TOBY JONES: Saudi Arabia has two big sort of priorities in the region. One is to preserve the political status quo. It’s threatened by the possibility of democracy, more generally, and the empowerment of citizens and subjects. Secondly, it wants to preserve a political economy that bestows upon it considerable privilege. I mean, oil is an engine of incredible wealth in the Persian Gulf. The Saudis are the biggest — they benefit more directly than anybody else and at a level that exceeds anybody else. So preserving that system and preserving kind of the rule of autocrats explains why they went into Bahrain in the first place. Punishing Bahrainis and punishing those who have challenged the existing — the political status quo is also par for the course for the Saudis. Right? We’re past the point where they feel a deep sense of anxiety. Now they’re carrying out a vendetta, and the Bahrainis are all too willing to do their part against Shi’is in Bahrain, and I’m sure the Saudis will look for allies elsewhere to do the same thing.
AMY GOODMAN: Speaking of allies, how close is the United States to Saudi Arabia? And how would you describe what’s happening in Saudi Arabia right now, what the government is, what the regime there is?
TOBY JONES: Well, it’s autocratic. And it’s borderline tyrannical, in many ways. It uses a number of tools in order to sustain itself and keep itself in power. It has an incredible security apparatus. Its ability to use coercive power is perhaps unparalleled in the region. And the bottom line, from the perspective of the United States, is that Saudi Arabia is, and has been, if not our most important, our second most important ally in the Middle East. And we have made it a priority — very clearly and most obviously in President Obama’s unwillingness to mention Saudi Arabia in his May 19th speech, we’ve made it a priority to keeping the Saudis in power and to remaining on their good side.
AMY GOODMAN: And the role of Saudi Arabia in all of these uprisings, and the role of the United States in shoring up the Saudi regime right now?
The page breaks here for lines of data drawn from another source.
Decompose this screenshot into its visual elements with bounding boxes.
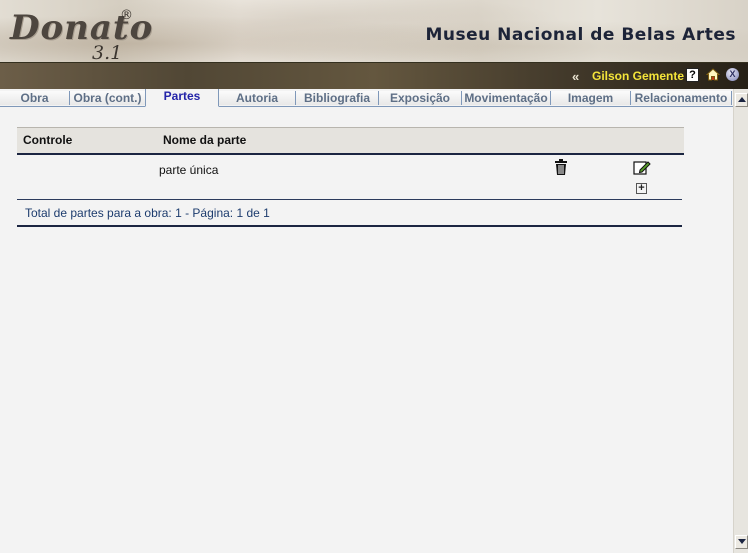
logo-version: 3.1 <box>92 42 123 62</box>
tab-bar: Obra Obra (cont.) Partes Autoria Bibliog… <box>0 89 733 107</box>
tab-imagem[interactable]: Imagem <box>551 91 631 105</box>
parts-table: Controle Nome da parte parte única + Tot… <box>17 127 684 227</box>
vertical-scrollbar[interactable] <box>733 89 748 553</box>
app-header: Donato ® 3.1 Museu Nacional de Belas Art… <box>0 0 748 62</box>
tab-partes[interactable]: Partes <box>145 89 219 107</box>
tab-obra-cont[interactable]: Obra (cont.) <box>70 91 146 105</box>
add-plus-icon[interactable]: + <box>636 183 647 194</box>
column-header-nome-da-parte: Nome da parte <box>163 133 247 147</box>
trash-icon[interactable] <box>554 159 568 175</box>
edit-icon[interactable] <box>633 160 651 176</box>
help-icon[interactable]: ? <box>686 68 699 82</box>
table-row: parte única + <box>17 155 682 200</box>
tab-exposicao[interactable]: Exposição <box>379 91 462 105</box>
tab-relacionamento[interactable]: Relacionamento <box>631 91 732 105</box>
tab-obra[interactable]: Obra <box>0 91 70 105</box>
column-header-controle: Controle <box>23 133 73 147</box>
user-name[interactable]: Gilson Gemente <box>592 69 684 83</box>
user-bar: « Gilson Gemente ? X <box>0 62 748 90</box>
tab-bibliografia[interactable]: Bibliografia <box>296 91 379 105</box>
home-icon[interactable] <box>705 68 721 81</box>
total-parts-text: Total de partes para a obra: 1 - Página:… <box>25 206 270 220</box>
logout-close-icon[interactable]: X <box>726 68 739 81</box>
museum-title: Museu Nacional de Belas Artes <box>425 25 736 45</box>
scroll-down-button[interactable] <box>735 535 748 549</box>
donato-logo: Donato ® 3.1 <box>8 4 152 62</box>
table-header: Controle Nome da parte <box>17 127 684 155</box>
scroll-down-icon <box>738 539 746 544</box>
tab-autoria[interactable]: Autoria <box>219 91 296 105</box>
table-footer: Total de partes para a obra: 1 - Página:… <box>17 200 682 227</box>
tab-movimentacao[interactable]: Movimentação <box>462 91 551 105</box>
scroll-up-icon <box>738 97 746 102</box>
scroll-up-button[interactable] <box>735 93 748 107</box>
logo-registered-mark: ® <box>120 8 133 23</box>
row-nome-da-parte: parte única <box>159 163 219 177</box>
back-link[interactable]: « <box>572 69 579 84</box>
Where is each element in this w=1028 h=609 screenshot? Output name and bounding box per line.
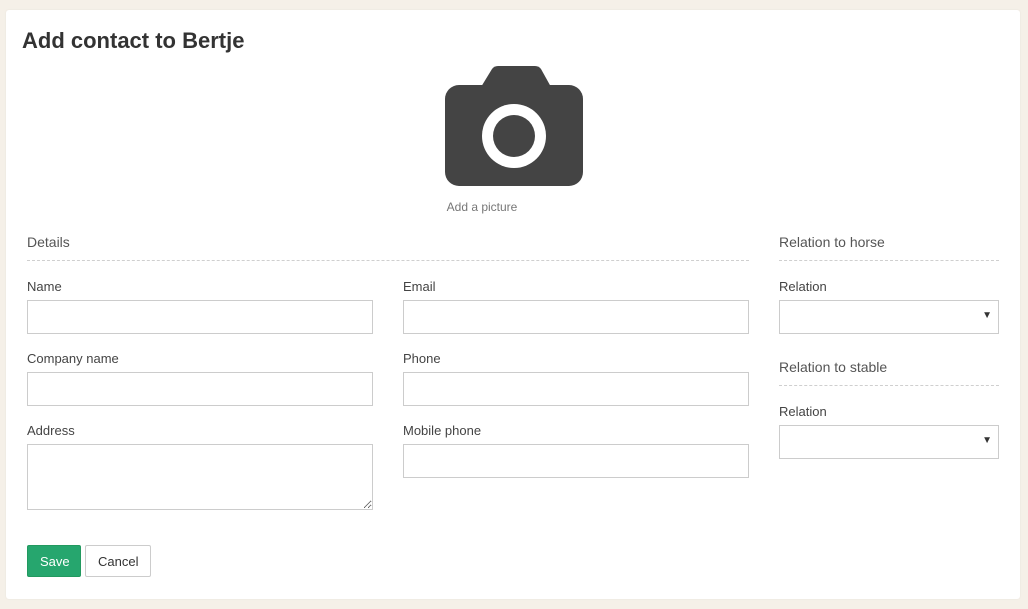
cancel-button[interactable]: Cancel — [85, 545, 151, 577]
horse-relation-label: Relation — [779, 279, 827, 294]
address-textarea[interactable] — [27, 444, 373, 510]
name-input[interactable] — [27, 300, 373, 334]
relation-to-stable-section-title: Relation to stable — [779, 359, 999, 386]
name-label: Name — [27, 279, 62, 294]
stable-relation-select[interactable]: ▼ — [779, 425, 999, 459]
caret-down-icon: ▼ — [982, 435, 992, 446]
phone-input[interactable] — [403, 372, 749, 406]
page-title: Add contact to Bertje — [22, 28, 245, 53]
relation-to-horse-section-title: Relation to horse — [779, 234, 999, 261]
save-button[interactable]: Save — [27, 545, 81, 577]
add-contact-card: Add contact to Bertje Add a picture Deta… — [6, 10, 1020, 599]
details-section-title: Details — [27, 234, 749, 261]
company-name-label: Company name — [27, 351, 119, 366]
mobile-phone-label: Mobile phone — [403, 423, 482, 438]
phone-label: Phone — [403, 351, 441, 366]
company-name-input[interactable] — [27, 372, 373, 406]
add-picture-caption: Add a picture — [446, 200, 518, 214]
horse-relation-select[interactable]: ▼ — [779, 300, 999, 334]
email-label: Email — [403, 279, 436, 294]
mobile-phone-input[interactable] — [403, 444, 749, 478]
email-input[interactable] — [403, 300, 749, 334]
address-label: Address — [27, 423, 75, 438]
stable-relation-label: Relation — [779, 404, 827, 419]
caret-down-icon: ▼ — [982, 310, 992, 321]
camera-icon — [445, 66, 583, 186]
add-picture-button[interactable] — [445, 66, 583, 216]
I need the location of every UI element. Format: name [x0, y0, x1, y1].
TOBY JONES: Well, I think, by default. I mean, the United States has a more nuanced and complicated position on the Arab Spring than Saudi Arabia does. With the exception of Libya, Saudi Arabia has moved with Egypt, in which it was behind the curve, just like the Americans were. The Saudis have moved in order to preserve some semblance of the status quo. Even in Yemen, where they wanted to see the replacement of Saleh with some alternative, they wanted the Yemeni regime to more or less resemble what it had been previously.
AMY GOODMAN: Well, we’re going to leave it there, Toby Jones, assistant professor of history at Rutgers University.